Ultimately, biomass critics acknowledge that real change depends on the EU revising its Renewable Energy Directive (RED) and closing the carbon neutrality loophole. At the UN climate summit in Madrid last December, Franz Timmermans, executive vice president of the EU and a Dutch politician, told Mongabay that RED’s current biomass position needed to be reviewed because of recent scientific studies, perhaps in 2021.
“The issue of biofuels needs to be looked at very carefully,” Timmermans said in Madrid. “We have to make sure that what we do with biofuels is sustainable and does not do more harm than that it does good.”

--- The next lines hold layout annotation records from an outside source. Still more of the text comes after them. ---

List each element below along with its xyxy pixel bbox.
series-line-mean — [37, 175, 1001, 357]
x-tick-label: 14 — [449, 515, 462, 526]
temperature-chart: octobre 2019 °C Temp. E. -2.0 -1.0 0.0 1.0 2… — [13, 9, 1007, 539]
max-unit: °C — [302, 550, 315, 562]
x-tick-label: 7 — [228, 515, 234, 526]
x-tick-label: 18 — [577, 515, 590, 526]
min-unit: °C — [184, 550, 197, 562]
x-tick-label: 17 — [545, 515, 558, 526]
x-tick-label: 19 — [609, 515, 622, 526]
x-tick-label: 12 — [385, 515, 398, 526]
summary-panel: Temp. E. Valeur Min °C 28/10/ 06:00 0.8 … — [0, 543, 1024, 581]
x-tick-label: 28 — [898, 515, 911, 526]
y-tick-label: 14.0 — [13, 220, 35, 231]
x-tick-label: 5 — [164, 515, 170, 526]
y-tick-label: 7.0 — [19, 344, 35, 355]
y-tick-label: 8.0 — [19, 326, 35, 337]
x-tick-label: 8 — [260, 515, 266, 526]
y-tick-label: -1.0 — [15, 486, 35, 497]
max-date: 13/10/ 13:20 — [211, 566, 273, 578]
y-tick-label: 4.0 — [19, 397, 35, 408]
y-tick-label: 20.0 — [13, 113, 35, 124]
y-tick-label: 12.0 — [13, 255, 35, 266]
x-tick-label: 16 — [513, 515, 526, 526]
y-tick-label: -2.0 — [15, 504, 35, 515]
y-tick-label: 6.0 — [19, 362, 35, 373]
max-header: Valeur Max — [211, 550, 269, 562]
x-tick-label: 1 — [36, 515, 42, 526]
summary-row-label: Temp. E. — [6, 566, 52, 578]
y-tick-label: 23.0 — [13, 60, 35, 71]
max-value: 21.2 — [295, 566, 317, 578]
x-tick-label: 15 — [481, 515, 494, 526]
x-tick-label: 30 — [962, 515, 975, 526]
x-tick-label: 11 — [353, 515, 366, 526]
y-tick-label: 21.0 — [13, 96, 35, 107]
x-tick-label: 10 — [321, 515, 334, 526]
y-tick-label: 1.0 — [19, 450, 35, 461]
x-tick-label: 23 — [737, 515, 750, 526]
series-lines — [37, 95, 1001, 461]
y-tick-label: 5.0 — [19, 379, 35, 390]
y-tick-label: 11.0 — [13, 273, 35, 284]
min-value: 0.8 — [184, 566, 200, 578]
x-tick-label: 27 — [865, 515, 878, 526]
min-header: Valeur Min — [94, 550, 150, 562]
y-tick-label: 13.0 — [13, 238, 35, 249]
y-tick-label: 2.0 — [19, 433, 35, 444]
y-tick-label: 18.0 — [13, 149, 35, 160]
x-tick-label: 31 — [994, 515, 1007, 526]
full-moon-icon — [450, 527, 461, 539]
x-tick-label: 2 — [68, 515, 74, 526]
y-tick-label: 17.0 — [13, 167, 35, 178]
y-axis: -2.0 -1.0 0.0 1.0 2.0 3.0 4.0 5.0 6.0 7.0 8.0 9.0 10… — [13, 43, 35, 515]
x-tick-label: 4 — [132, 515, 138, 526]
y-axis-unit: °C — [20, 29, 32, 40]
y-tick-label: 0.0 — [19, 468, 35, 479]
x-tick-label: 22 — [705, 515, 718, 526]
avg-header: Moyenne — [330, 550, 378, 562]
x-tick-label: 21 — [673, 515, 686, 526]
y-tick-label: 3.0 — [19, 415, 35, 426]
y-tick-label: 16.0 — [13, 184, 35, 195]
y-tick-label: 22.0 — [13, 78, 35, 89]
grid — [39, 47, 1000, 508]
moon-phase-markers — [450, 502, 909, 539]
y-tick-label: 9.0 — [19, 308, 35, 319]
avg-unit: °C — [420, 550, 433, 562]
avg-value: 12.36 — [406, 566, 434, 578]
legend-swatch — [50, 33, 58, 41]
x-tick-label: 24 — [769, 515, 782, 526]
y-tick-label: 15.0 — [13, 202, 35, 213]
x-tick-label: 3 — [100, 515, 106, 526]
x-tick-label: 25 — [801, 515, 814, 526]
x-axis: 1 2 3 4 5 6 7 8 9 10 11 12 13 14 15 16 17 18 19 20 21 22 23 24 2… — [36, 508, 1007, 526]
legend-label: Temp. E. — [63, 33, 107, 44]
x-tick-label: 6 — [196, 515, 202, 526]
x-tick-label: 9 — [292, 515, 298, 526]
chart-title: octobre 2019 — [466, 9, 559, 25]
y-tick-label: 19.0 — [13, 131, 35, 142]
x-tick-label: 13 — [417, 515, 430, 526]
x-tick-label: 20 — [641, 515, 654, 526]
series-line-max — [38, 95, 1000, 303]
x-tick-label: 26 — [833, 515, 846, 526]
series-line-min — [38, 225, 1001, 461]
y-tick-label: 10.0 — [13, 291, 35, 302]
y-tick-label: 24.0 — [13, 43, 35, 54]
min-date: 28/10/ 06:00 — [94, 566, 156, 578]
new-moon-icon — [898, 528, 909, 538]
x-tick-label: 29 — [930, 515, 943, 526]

Almuth with BioFuels Watch said she was encouraged by Timmermans’ comment, but stressed that much more work on the part of scientists and environmentalists is needed to shift public opinion and create political will in the face of a biomass industry steadily growing larger, wealthier and more influential.
“Any legal change to the RED would require the support of the majority of [EU] member states, or 15 or 27 countries,” Almuth said. “It will take a lot of awareness raising and campaigning to make that possible. That’s why the upcoming debate and political arguments coming this fall in the Netherlands over biomass and carbon neutrality is so important.
This article first appeared on Mongabay on 31st August 2020.